Movies and video games don’t exactly have the most pleasant working relationship. Films based on hit games are usually terrible (seriously, have you ever seen a good movie based on one?), and games based on movies aren’t always stellar, either. An official tie-in video game isn’t really a requirement, but if the film in question is a big budget blockbuster based on a popular existing brand, it presents an opportunity to cross revenue streams for an easy cash-in. Unfortunately, the trailer for the new Ghostbusters video game feels like a perfunctory afterthought — as if Sony suddenly snapped awake one morning and thought, “Oh, right, we should probably do that.”

Too many games based on movies are like that, though. There’s no real care put into making the best possible game to appeal to fans of the property; instead, we get lazily-conceived games that, more often than not, feel like someone checking off a box on a marketing list. Such is the case with the new game based on Paul Feig’s Ghostbusters reboot, which has not been promoted at all until now, just three days before the film hits theaters.

Aside from the cheap-y, underwhelming design, the most egregious part of the Ghostbusters game trailer is the absence of any human characters from the film itself. Instead, we get two women and two men, one of whom is incredibly muscular (like, Thor-sized). It’s not representative of Feig’s reboot, or even the traditional film’s cast, which was made up of everyday, unlikely heroes (i.e. not bulky action stars).

You would think that a new Ghostbusters movie would be a much bigger deal. It presents numerous opportunities for Sony to create exciting merchandise and further capitalize on the brand. As a friend of mine pointed out, Christopher Nolan’s The Dark Knight was another summer blockbuster with a similar budget (about $160 million) that did not have a video game tie-in. WB scrapped the one they had in development, and according to Newsweek, this resulted in over $100 million in missed revenue. That’s not a small amount of cash.

Sure, one of this year’s biggest films — Captain America: Civil War — didn’t have an official video game, either, though Marvel Heroes did receive a Civil War update to coincide with the film’s release. And you can bet that Marvel and Disney didn’t sub out Ant-Man with a generic, unrecognizable character.

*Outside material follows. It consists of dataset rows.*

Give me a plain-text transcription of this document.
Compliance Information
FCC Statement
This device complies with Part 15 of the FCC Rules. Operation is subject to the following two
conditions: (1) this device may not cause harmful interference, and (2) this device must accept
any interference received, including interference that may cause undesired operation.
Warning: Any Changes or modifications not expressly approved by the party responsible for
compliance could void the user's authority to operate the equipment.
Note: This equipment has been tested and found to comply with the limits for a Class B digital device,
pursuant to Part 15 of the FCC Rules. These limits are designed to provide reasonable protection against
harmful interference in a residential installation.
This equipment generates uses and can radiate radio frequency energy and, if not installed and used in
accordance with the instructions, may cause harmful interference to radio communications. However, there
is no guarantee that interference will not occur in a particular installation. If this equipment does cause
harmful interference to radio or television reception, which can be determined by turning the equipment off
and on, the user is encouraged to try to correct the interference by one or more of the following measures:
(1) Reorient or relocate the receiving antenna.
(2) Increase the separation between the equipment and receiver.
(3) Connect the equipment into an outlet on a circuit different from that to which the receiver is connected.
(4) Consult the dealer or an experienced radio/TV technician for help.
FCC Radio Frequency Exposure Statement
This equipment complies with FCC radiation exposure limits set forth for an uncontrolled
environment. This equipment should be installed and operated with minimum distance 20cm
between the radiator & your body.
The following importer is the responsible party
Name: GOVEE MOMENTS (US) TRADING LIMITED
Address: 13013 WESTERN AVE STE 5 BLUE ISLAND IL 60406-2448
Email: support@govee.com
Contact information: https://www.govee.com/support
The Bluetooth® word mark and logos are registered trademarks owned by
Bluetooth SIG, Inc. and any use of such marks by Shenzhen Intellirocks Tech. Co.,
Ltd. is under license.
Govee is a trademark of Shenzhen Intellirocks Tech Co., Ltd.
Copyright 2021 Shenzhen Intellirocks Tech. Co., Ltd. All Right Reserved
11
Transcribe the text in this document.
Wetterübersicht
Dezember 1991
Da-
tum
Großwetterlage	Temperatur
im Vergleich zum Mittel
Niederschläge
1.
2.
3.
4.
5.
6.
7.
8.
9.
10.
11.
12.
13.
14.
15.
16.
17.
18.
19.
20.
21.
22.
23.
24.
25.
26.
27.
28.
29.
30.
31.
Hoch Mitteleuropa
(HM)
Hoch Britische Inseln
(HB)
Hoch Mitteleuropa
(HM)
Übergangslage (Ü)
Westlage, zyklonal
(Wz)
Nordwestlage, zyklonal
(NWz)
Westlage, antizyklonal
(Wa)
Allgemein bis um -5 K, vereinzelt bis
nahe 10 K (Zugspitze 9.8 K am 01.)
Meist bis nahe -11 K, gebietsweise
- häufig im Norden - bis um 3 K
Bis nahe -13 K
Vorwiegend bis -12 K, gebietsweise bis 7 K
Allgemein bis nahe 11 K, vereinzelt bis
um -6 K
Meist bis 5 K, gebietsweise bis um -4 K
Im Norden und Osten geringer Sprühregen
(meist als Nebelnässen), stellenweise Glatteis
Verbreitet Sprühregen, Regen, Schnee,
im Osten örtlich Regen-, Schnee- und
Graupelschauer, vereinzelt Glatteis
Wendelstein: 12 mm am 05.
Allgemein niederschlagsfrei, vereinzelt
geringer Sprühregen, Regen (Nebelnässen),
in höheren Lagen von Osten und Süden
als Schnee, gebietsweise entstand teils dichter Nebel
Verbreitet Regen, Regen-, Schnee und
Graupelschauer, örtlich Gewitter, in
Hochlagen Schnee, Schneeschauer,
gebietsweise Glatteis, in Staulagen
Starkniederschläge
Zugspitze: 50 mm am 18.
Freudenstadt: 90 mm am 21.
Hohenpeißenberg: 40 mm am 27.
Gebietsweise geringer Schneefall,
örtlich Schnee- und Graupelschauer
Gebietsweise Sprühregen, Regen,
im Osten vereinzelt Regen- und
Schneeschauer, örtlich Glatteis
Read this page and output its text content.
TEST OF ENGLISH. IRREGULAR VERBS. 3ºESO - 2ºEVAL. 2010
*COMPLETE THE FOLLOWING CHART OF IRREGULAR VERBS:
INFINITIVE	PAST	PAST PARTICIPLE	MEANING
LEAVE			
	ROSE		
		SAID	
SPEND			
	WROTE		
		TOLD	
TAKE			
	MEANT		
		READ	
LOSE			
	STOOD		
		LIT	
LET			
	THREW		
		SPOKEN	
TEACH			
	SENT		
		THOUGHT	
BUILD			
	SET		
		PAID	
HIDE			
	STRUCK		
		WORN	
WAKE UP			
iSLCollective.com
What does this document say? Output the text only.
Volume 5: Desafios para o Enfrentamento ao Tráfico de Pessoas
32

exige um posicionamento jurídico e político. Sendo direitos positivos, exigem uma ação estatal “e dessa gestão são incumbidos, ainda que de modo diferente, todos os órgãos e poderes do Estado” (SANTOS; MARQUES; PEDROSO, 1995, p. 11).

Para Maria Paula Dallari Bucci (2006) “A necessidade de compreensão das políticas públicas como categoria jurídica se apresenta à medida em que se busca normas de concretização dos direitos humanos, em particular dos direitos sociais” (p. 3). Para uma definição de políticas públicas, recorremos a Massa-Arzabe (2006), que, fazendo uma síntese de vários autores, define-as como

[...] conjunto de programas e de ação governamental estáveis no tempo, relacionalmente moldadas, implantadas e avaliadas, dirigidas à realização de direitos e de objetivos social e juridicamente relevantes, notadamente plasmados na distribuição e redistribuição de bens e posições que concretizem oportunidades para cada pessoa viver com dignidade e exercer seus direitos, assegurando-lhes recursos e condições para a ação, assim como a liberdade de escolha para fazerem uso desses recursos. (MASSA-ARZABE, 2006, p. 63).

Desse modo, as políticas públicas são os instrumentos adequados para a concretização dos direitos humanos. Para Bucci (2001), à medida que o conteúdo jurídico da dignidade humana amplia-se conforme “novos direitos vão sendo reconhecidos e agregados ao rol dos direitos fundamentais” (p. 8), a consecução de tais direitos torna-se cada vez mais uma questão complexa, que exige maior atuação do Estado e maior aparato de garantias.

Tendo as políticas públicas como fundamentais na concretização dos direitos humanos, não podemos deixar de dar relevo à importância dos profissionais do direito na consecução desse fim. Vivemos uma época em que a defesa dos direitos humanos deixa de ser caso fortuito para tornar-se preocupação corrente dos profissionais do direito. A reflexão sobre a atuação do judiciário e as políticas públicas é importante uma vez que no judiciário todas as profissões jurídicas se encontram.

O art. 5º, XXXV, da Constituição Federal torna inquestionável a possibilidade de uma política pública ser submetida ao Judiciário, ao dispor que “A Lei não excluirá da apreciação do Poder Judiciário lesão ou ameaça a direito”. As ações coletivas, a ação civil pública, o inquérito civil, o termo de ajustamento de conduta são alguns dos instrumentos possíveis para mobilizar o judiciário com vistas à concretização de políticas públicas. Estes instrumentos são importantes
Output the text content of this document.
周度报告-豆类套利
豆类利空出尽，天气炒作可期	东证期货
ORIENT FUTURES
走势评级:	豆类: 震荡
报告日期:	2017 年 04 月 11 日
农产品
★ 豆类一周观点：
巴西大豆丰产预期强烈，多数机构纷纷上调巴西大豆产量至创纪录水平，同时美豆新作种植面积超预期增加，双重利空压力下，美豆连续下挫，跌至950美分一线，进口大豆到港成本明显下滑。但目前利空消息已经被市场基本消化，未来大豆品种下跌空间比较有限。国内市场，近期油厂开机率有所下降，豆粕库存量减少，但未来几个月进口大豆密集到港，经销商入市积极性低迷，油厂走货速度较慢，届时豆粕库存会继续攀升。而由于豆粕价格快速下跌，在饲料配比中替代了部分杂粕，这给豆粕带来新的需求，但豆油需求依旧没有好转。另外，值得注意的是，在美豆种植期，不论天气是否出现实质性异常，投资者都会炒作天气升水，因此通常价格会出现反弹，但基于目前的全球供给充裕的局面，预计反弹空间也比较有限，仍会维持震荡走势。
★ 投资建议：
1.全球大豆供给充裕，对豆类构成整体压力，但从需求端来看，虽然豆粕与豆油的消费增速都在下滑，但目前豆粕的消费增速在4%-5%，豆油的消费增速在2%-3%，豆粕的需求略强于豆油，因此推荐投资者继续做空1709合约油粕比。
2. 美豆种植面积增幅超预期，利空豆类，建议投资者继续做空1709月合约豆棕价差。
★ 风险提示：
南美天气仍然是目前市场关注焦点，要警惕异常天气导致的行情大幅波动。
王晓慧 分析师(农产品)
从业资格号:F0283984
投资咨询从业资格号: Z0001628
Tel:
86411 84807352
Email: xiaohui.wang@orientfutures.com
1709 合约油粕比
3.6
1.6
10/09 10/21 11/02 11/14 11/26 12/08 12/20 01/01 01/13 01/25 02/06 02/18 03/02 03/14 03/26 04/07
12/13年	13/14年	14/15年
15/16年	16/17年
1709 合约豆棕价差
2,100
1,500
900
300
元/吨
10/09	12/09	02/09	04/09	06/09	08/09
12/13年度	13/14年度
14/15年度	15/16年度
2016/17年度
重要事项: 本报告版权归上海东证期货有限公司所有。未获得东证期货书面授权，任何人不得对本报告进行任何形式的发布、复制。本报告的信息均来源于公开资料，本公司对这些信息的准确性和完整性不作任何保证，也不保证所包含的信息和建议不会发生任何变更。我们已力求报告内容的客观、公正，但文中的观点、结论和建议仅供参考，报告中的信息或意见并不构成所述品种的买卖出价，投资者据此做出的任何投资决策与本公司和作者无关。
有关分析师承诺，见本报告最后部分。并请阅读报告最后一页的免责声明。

The primary feature of Paul Feig’s reboot is that it stars four women, while the game that’s allegedly based on this film offers two women and two men. I guess that’s an attempt at compromise, but it feels like a sheepish move on Sony’s part. And while I applaud the studio for releasing action figures based on Kristen Wiig, Kate McKinnon, Leslie Jones and Melissa McCarthy’s characters, there’s something unpleasant about putting out a video game that doesn’t even acknowledge these women — especially when you’re releasing it to a community that’s dominated by men, and one that’s had some highly-publicized issues with misogyny.

Perhaps none of this would be as disappointing if the game actually looked good or if Sony wasn’t charging 50 bucks for something that looks like it’d be worth five dollars in the app store. Although it’s being distributed by a major publisher (Activision), the game was developed by a relatively small company called Fire Forge — which happens to share a name with a UK company that makes miniatures for tabletop gaming, yielding some very confusing Google results.

It’s difficult to nail it down, but Ghostbusters might be Fire Forge‘s only product. You would think that Sony would put more consideration (and money) into choosing a developer for a game based on a major summer blockbuster reboot of a very popular franchise. You would be wrong.

And sure, Sony partnered with toy manufacturers to put out action figures and a handful of toys, and Hi-C re-released Ecto-Cooler (allegedly; I can’t find it anywhere in the real world), but the studio’s blatant indifference toward this Ghostbusters video game tells us how little they care about what this movie is and who it’s for. There have been numerous reports about Sony’s plans for another movie, one with both male and female Ghostbusters; rumors suggest the studio began developing that film because they didn’t have much faith in Feig’s all-female reboot. Those rumors were predictably denied, and I didn’t want to believe them, but if Sony can’t even acknowledge and honor Feig’s cast in a quick and easy video game, then maybe there’s some truth to it after all.